Lorsque la Citroën reprit la route, il n'était plus question de rentrer le plus vite possible à la maison pour se glisser sous l'édredon. L'auto qui se dirigeait vers le petit port de débarquement était conduite par un homme qui réfléchissait fiévreusement à des solutions pratiques. A ses côtés, une jeune femme qui, répétons-le, n'était pas du tout à sa place. Elle aussi pourtant ressentait l'atmosphère étrange, intense, l'approche du danger, ce moment où les gens savent qu'ils doivent agir. Après trois ou quatre minutes, la digue apparut, comme une bosse se détachant sous la lumière de la lune. Lorsqu'on prenait à gauche, ici, on était à moins d'un kilomètre du port de débarquement – un simple ponton, dont l'accès par le quai, conformément aux prescriptions en cas de crue, devait être fermé par les vannes.

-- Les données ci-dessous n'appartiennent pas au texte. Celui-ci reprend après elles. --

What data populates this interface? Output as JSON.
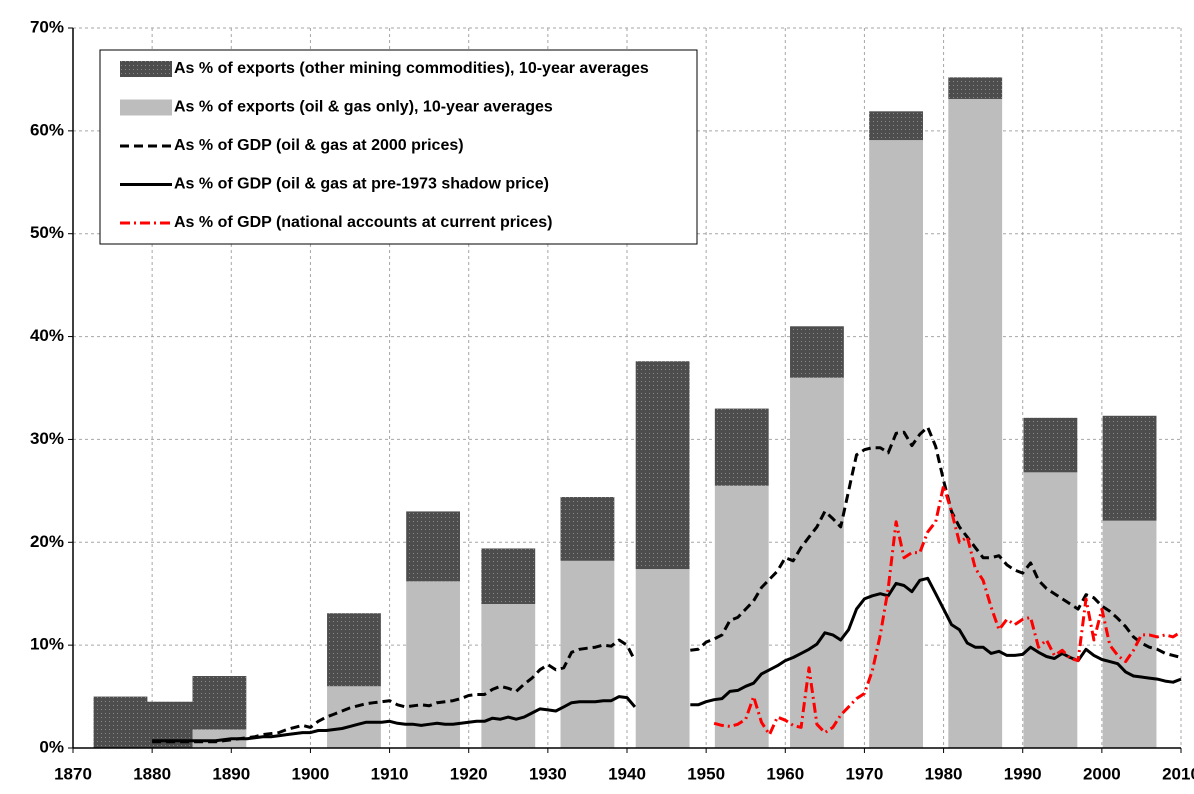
{
  "chart_data": {
    "type": "combo",
    "xlim": [
      1870,
      2010
    ],
    "ylim": [
      0,
      70
    ],
    "xticks": [
      1870,
      1880,
      1890,
      1900,
      1910,
      1920,
      1930,
      1940,
      1950,
      1960,
      1970,
      1980,
      1990,
      2000,
      2010
    ],
    "yticks": [
      {
        "value": 0,
        "label": "0%"
      },
      {
        "value": 10,
        "label": "10%"
      },
      {
        "value": 20,
        "label": "20%"
      },
      {
        "value": 30,
        "label": "30%"
      },
      {
        "value": 40,
        "label": "40%"
      },
      {
        "value": 50,
        "label": "50%"
      },
      {
        "value": 60,
        "label": "60%"
      },
      {
        "value": 70,
        "label": "70%"
      }
    ],
    "grid": true,
    "legend": "top-left",
    "x": [
      1880,
      1881,
      1882,
      1883,
      1884,
      1885,
      1886,
      1887,
      1888,
      1889,
      1890,
      1891,
      1892,
      1893,
      1894,
      1895,
      1896,
      1897,
      1898,
      1899,
      1900,
      1901,
      1902,
      1903,
      1904,
      1905,
      1906,
      1907,
      1908,
      1909,
      1910,
      1911,
      1912,
      1913,
      1914,
      1915,
      1916,
      1917,
      1918,
      1919,
      1920,
      1921,
      1922,
      1923,
      1924,
      1925,
      1926,
      1927,
      1928,
      1929,
      1930,
      1931,
      1932,
      1933,
      1934,
      1935,
      1936,
      1937,
      1938,
      1939,
      1940,
      1941,
      1942,
      1943,
      1944,
      1945,
      1946,
      1947,
      1948,
      1949,
      1950,
      1951,
      1952,
      1953,
      1954,
      1955,
      1956,
      1957,
      1958,
      1959,
      1960,
      1961,
      1962,
      1963,
      1964,
      1965,
      1966,
      1967,
      1968,
      1969,
      1970,
      1971,
      1972,
      1973,
      1974,
      1975,
      1976,
      1977,
      1978,
      1979,
      1980,
      1981,
      1982,
      1983,
      1984,
      1985,
      1986,
      1987,
      1988,
      1989,
      1990,
      1991,
      1992,
      1993,
      1994,
      1995,
      1996,
      1997,
      1998,
      1999,
      2000,
      2001,
      2002,
      2003,
      2004,
      2005,
      2006,
      2007,
      2008,
      2009,
      2010
    ],
    "series": [
      {
        "name": "As % of exports (other mining commodities), 10-year averages",
        "type": "bar",
        "color": "#4d4d4d",
        "x": [
          1876,
          1882.5,
          1888.5,
          1905.5,
          1915.5,
          1925,
          1935,
          1944.5,
          1954.5,
          1964,
          1974,
          1984,
          1993.5,
          2003.5
        ],
        "values": [
          5.0,
          4.5,
          5.2,
          7.1,
          6.8,
          5.4,
          6.2,
          20.2,
          7.5,
          5.0,
          2.8,
          2.1,
          5.3,
          10.2
        ]
      },
      {
        "name": "As % of exports (oil & gas only), 10-year averages",
        "type": "bar",
        "color": "#bdbdbd",
        "x": [
          1876,
          1882.5,
          1888.5,
          1905.5,
          1915.5,
          1925,
          1935,
          1944.5,
          1954.5,
          1964,
          1974,
          1984,
          1993.5,
          2003.5
        ],
        "values": [
          0,
          0,
          1.8,
          6.0,
          16.2,
          14.0,
          18.2,
          17.4,
          25.5,
          36.0,
          59.1,
          63.1,
          26.8,
          22.1
        ]
      },
      {
        "name": "As % of GDP (oil & gas at 2000 prices)",
        "type": "line",
        "dash": "dashed",
        "color": "#000000",
        "values": [
          0.6,
          0.6,
          0.6,
          0.6,
          0.6,
          0.6,
          0.6,
          0.6,
          0.6,
          0.7,
          0.8,
          0.9,
          1.0,
          1.1,
          1.3,
          1.4,
          1.5,
          1.8,
          2.0,
          2.2,
          2.0,
          2.6,
          3.0,
          3.3,
          3.6,
          3.9,
          4.1,
          4.3,
          4.4,
          4.5,
          4.6,
          4.2,
          4.0,
          4.1,
          4.2,
          4.1,
          4.4,
          4.5,
          4.6,
          4.8,
          5.1,
          5.2,
          5.2,
          5.7,
          6.0,
          5.8,
          5.5,
          6.2,
          6.8,
          7.6,
          8.1,
          7.6,
          7.8,
          9.3,
          9.6,
          9.7,
          9.8,
          10.0,
          9.9,
          10.5,
          10.0,
          8.5,
          null,
          null,
          null,
          null,
          null,
          null,
          9.5,
          9.6,
          10.3,
          10.6,
          11.0,
          12.4,
          12.7,
          13.5,
          14.3,
          15.6,
          16.4,
          17.2,
          18.5,
          18.2,
          19.5,
          20.5,
          21.5,
          23.0,
          22.3,
          21.5,
          25.0,
          28.5,
          29.0,
          29.2,
          29.2,
          28.7,
          30.6,
          30.7,
          29.4,
          30.5,
          31.2,
          29.3,
          26.0,
          23.0,
          21.5,
          20.5,
          19.5,
          18.5,
          18.5,
          18.7,
          17.8,
          17.3,
          17.0,
          18.0,
          16.3,
          15.5,
          15.0,
          14.5,
          14.0,
          13.5,
          14.9,
          14.6,
          13.8,
          13.3,
          12.6,
          11.8,
          10.8,
          10.2,
          9.8,
          9.6,
          9.2,
          9.0,
          8.8
        ]
      },
      {
        "name": "As % of GDP (oil & gas at pre-1973 shadow price)",
        "type": "line",
        "dash": "solid",
        "color": "#000000",
        "values": [
          0.7,
          0.7,
          0.7,
          0.7,
          0.7,
          0.7,
          0.7,
          0.7,
          0.7,
          0.8,
          0.9,
          0.9,
          0.9,
          1.0,
          1.1,
          1.1,
          1.2,
          1.3,
          1.4,
          1.5,
          1.5,
          1.7,
          1.7,
          1.8,
          1.9,
          2.1,
          2.3,
          2.5,
          2.5,
          2.5,
          2.6,
          2.4,
          2.3,
          2.3,
          2.2,
          2.3,
          2.4,
          2.3,
          2.3,
          2.4,
          2.5,
          2.6,
          2.6,
          2.9,
          2.8,
          3.0,
          2.8,
          3.0,
          3.4,
          3.8,
          3.7,
          3.6,
          4.0,
          4.4,
          4.5,
          4.5,
          4.5,
          4.6,
          4.6,
          5.0,
          4.9,
          4.0,
          null,
          null,
          null,
          null,
          null,
          null,
          4.2,
          4.2,
          4.5,
          4.7,
          4.8,
          5.5,
          5.6,
          6.0,
          6.3,
          7.2,
          7.6,
          8.0,
          8.5,
          8.8,
          9.2,
          9.6,
          10.1,
          11.2,
          11.0,
          10.5,
          11.5,
          13.5,
          14.5,
          14.8,
          15.0,
          14.8,
          16.0,
          15.8,
          15.2,
          16.3,
          16.5,
          15.0,
          13.5,
          12.0,
          11.5,
          10.2,
          9.8,
          9.8,
          9.2,
          9.4,
          9.0,
          9.0,
          9.1,
          9.8,
          9.3,
          8.9,
          8.7,
          9.2,
          8.8,
          8.5,
          9.6,
          9.0,
          8.6,
          8.4,
          8.2,
          7.4,
          7.0,
          6.9,
          6.8,
          6.7,
          6.5,
          6.4,
          6.7
        ]
      },
      {
        "name": "As % of GDP (national accounts at current prices)",
        "type": "line",
        "dash": "dashdot",
        "color": "#ff0000",
        "values": [
          null,
          null,
          null,
          null,
          null,
          null,
          null,
          null,
          null,
          null,
          null,
          null,
          null,
          null,
          null,
          null,
          null,
          null,
          null,
          null,
          null,
          null,
          null,
          null,
          null,
          null,
          null,
          null,
          null,
          null,
          null,
          null,
          null,
          null,
          null,
          null,
          null,
          null,
          null,
          null,
          null,
          null,
          null,
          null,
          null,
          null,
          null,
          null,
          null,
          null,
          null,
          null,
          null,
          null,
          null,
          null,
          null,
          null,
          null,
          null,
          null,
          null,
          null,
          null,
          null,
          null,
          null,
          null,
          null,
          null,
          null,
          2.4,
          2.2,
          2.1,
          2.3,
          2.8,
          5.0,
          2.5,
          1.3,
          3.0,
          2.7,
          2.2,
          2.0,
          7.8,
          2.3,
          1.5,
          2.0,
          3.2,
          4.0,
          4.8,
          5.3,
          7.5,
          11.0,
          15.5,
          22.0,
          18.5,
          19.0,
          19.0,
          21.0,
          22.0,
          25.5,
          23.0,
          20.0,
          20.5,
          17.5,
          16.3,
          13.7,
          11.5,
          12.5,
          12.0,
          12.5,
          12.7,
          9.8,
          10.5,
          9.0,
          9.5,
          8.7,
          8.5,
          14.5,
          10.5,
          13.5,
          10.0,
          9.0,
          8.4,
          9.5,
          11.0,
          11.0,
          10.8,
          11.0,
          10.8,
          11.3
        ]
      }
    ]
  }
}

Mais l'auto freina et stoppa. L'instant d'après, Simon Cau courait, courbé, vers la digue, essayant de grimper à quatre pattes jusqu'au sommet. Ça semblait une gageure. Que voulait-il faire, agrippé aux herbes folles de cette misérable digue, construite en raidillon pour des raisons budgétaires ? Retombant chaque fois dans le réseau de taupinières inondées qui minait la construction de l'intérieur, il parvint néanmoins jusqu'au sommet. Impossible de se tenir debout, face à l'ouragan, sur une corniche bombée et étroite d'un demi-mètre à peine. Cau s'allongea sur le sol, tenant à deux mains sa casquette, et leva sa tête trempée par l'eau qui éclaboussait tout. Quelles visions apocalyptiques eut-il alors ? Des choses improbables dans un décor improbable ? Simon Cau respirait péniblement. En vérité, ce qu'il voyait à hauteur des yeux, à l'infini, c'était une masse d'eau qui montait en roulant ses vagues.

Lidy aussi était descendue. Elle se tenait là, à côté du talus, dont les entrailles produisaient un grondement tellement sonore qu'il couvrait le vent. Elle y prêta l'oreille un moment, sans savoir ce qu'elle écoutait. Ce remblai de sable recouvert d'une mince couche d'argile marin, après toutes ces années de flots déferlants, n'était plus bon à rien. Sur la crête vraiment très fragile, quelques murets, construits après l'inondation de 1906, présentaient quelques ouvertures pour les moutons. Le côté intérieur était déjà alors tellement poreux que c'est par miracle qu'il tint une heure et demie, cette nuit-là, avant de se déchirer sous l'énorme pression hydraulique s'exerçant de l'autre côté et de s'effondrer dans le fossé. Le côté extérieur excavé parvint à retenir la mer durant un quart d'heure, avant de se rompre définitivement.

Lidy dépêtra ses pieds de la boue et retourna en courant vers la voiture. Même sur la route en dur, on pouvait sentir la terre tressaillir.